Finally someone was walking toward the door, I stepped back, ready. She opened it. Her head has blood on the side, her hair was pinched apart. She looked at me as if she got back from a brisk workout. I heard noises and I want to make sure everything is ok, I said, and surprised myself for interfering in another’s household matter, just because I happened to be there. She surprised me by her answer, same old she said, battering. Her honesty made me nod. I said, oh, and walked away. The purpose was served. The momentum was broken.

I read somewhere that the most scary thing about helping is being involved. I would like to think that I worked against my fear and got involved. The probability that a woman’s life is in danger are very high, and my simple knock on the door is not enough. One needs to break these walls and protect these brave women to be truly empowered by being mobile, and by gaining some mutually assured destruction for peace in the household.

(Also by Aisha Sarwari: Being Woman in Pakistan. Also see Silent Against Domestic Violence and Former Wicket-Keeper, Current Wife-Beater. Artwork by Abro from Flickr).

34 responses to “Violence Against Women: Breaking Down Walls”

  1. Watan Aziz says:

    Violence against women is a complicated subject.

    It is universal and retains common threads:

    1. It is silently done for it is inside the walls of the house which has a legal history of protection from both state and outsiders.

    2. Against a gender weak in physical strength.

    3. Domestic because it even with and after police / courts intervention, the separation of parties is necessitated because it is the only solution.

    4. Familial because it generally involves children and break up of families is destructive and it carries permanent scars.
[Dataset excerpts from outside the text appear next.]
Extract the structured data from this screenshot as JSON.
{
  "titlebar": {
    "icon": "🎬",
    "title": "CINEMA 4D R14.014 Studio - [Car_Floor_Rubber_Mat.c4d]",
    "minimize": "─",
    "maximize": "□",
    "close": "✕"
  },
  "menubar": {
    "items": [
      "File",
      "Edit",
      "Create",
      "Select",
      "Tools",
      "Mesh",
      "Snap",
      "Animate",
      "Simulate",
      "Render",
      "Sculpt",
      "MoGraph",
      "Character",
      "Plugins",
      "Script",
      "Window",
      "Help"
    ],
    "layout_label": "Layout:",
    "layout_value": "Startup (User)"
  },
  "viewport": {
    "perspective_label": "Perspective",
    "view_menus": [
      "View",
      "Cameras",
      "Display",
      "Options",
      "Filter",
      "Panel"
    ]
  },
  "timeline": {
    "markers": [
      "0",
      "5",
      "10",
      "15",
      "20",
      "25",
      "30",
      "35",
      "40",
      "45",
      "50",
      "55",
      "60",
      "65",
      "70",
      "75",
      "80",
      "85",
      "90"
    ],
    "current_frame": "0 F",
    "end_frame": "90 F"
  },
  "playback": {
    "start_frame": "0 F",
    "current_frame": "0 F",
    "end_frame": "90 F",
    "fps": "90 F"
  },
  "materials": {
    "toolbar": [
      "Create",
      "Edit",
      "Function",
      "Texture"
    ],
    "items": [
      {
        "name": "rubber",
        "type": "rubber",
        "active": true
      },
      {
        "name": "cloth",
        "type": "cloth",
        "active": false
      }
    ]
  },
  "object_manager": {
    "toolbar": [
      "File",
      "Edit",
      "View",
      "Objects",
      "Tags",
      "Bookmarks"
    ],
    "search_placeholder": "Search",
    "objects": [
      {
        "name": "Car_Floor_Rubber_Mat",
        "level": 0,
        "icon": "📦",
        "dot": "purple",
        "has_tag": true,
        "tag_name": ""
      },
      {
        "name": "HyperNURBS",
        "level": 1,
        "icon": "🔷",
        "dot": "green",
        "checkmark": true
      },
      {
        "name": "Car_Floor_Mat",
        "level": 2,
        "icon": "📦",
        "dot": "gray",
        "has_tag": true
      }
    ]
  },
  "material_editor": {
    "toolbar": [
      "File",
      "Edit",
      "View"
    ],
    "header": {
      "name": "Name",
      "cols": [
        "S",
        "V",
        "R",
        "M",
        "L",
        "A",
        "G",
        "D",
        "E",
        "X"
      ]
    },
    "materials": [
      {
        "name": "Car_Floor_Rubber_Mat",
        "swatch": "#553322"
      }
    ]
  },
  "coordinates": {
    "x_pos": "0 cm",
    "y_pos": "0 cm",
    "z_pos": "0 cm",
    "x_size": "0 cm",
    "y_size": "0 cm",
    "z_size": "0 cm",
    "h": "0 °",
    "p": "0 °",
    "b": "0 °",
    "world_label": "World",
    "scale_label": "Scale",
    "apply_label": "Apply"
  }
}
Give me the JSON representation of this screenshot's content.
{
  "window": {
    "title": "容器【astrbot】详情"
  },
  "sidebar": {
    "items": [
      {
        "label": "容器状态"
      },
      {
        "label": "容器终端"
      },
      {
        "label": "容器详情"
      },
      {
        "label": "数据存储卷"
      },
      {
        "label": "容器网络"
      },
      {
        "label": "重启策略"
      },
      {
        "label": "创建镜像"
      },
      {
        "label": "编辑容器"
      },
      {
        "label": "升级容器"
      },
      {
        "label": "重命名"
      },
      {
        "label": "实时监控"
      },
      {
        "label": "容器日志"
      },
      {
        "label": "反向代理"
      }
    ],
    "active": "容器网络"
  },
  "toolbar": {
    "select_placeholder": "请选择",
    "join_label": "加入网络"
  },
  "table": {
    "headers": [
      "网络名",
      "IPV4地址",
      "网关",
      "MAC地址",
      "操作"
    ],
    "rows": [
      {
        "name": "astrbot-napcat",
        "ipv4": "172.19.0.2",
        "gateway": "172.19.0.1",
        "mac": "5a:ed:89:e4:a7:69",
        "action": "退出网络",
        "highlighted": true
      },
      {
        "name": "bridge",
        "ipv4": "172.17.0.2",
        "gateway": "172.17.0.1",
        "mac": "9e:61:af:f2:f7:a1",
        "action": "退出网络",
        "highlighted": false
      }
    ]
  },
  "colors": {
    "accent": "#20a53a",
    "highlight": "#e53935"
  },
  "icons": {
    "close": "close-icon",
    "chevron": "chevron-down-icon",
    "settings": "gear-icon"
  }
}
Motherhood feeling generally gets invoked as she concludes that the price paid may have dividends for the best of the children.

    The post seems to suggest that mobility is the answer. While it has some level of truth to it, it is not the simple answer. The societies with mobility have not been able to resolve domestic violence issues and remains the single most undocumented problem.

    I personally think it has to do with state of mind that respects the weak. A mindset with empathy. A mind examiner of truth and seeker of justice.

    For a mind which is capable of the above is not a mind which will resort to violence to settle a dispute.

    The problem in Pakistan is also compounded by laws that favor power. A judicial system that is incapable of imparting justice because invariably the justice is delayed and thus denied. And a mindset that has its eyes shut on the weak.

    In Pakistan poverty is discussed as object and not as “zulum”. Weak is someone to ignore; they exist over there.

    Women are powerless in Pakistan because they are weak and so too are all the weak in Pakistan.

    I have the audacity of hope that this will change and with urgency of now.

  2. Rafay Kashmiri says:

    @ShahidnUSA,

    How to free Pakistanis women ? when men are still
    slaves of somebody !!
    Free from what ? please elaborate, so that we camn learn.
    Thanks

  3. Dr. Habib Ashraf says:

    The culture of violence has to be defeated everywhere, and specially against women.

  4. ShahidnUSA says:

    I would like to make it as simple as possible. As long as women are not free in pakistan, pakistan can never and never develop.